Llegamos hasta el coche, dejando la guitarra en el pequeño maletero y Luke se ofreció ha llevar el coche ya que yo aún no tenía el carnet, pero como era una sorpresa y para nada del mundo quería decirle a donde ivamos le convencí con un par de besos para me dejara a mí conducir. Aceptó y media hora despues, estabamos en mi segundo hogar. Era mejor que La Guarida, aunque aquel sitio también era como un hogar. Para mí, un hogar lo era todo menos mi casa.

-Esperame fuera, coje la guitarra y cierra el coche-Dije mientras le lanzaba las llaves del coche por encima del capó del coche. 

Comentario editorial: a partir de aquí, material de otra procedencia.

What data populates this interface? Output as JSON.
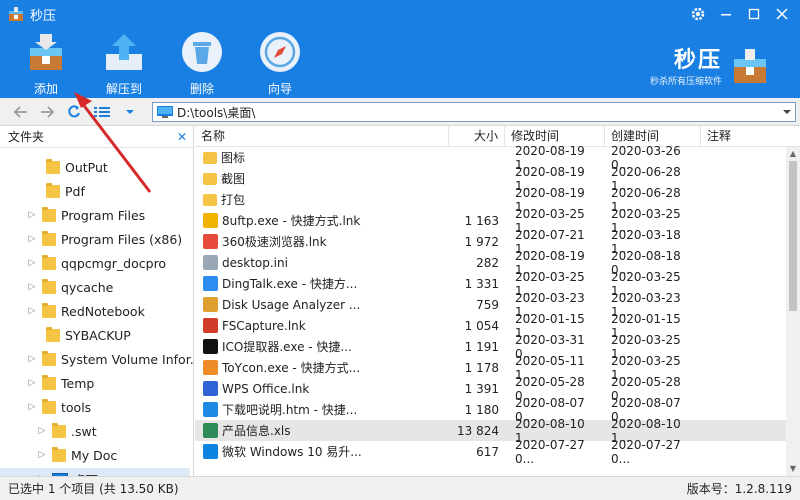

Habíamos llegado a una pequeña tienda situada en el centro de Sydney. Se llamaba "Symbol Neon" y el logo era una guitarra eléctrica iluminada con luces rojas y blancas de néon. Entré con las manos en los bolsillos de mi chaqueta negra de cuera y me acerque hacía el mostrador que había al final de la tienda. No había nadie, así que espere dando una vuelta por aquella tienda que siempre había sido mi preferida. Miré algúnas guitarras acústicas, algúnos amplificadores y los nuevos diseños de púas que habían traído y colocado con exquisito cuidado entre unas vitrinas al principio de la entrada. 

Miré por la ventana y vi como Luke tenía la mirada perdida en la nada, con su chaqueta de cuero como la mía y su cuerpo recostado contra la puerta del viejo cacharro de mi padre. Tenía la guitarra sobre su hombro derecho y movía la pierna con nerviosismo. Sonreí al saber que por primera vez era yo la que le tenía una sorpresa preparada a él y él no tenía ni idea.

-Vaya, cuanto tiempo sin verte por aquí princesita- Me reí al escuchar esa voz tan familiar y me giré para mirarle.

-¡Samuel!-Me acerqué hacía él para abrazarle ya que su bastón de madera no le permitia ir muy deprisa.

Samuel era español, y se vino a Australia después de perder a su mujer y a su hija de siete años en un accidente de tráfico en España. Decidió empezar una nueva vida y partir de cero, con lo que mejor se le daba y lo que más le gustaba: la música. Abrió la tienda hace unos cinco años y recuerdo venir con mi hermanastro la mayoría de las tardes después del cole, ya que nuestros padres trabajaban. Él había sido prácticamente como un padre para nosotros, ya que el nuestro casi nunca estaba. También recuerdo pasarme horas y horas en el lugar al que quería llevar a Luke.

-¿Como estás? Hace tiempo que no te veo y eso me preocupa.

-Estoy bien-Dije mostrando una sonrisa satisfactoria-¿Y tú rodilla?

-Tan jodida como siempre-Contestó con su humor de siempre que hizo que me ríera.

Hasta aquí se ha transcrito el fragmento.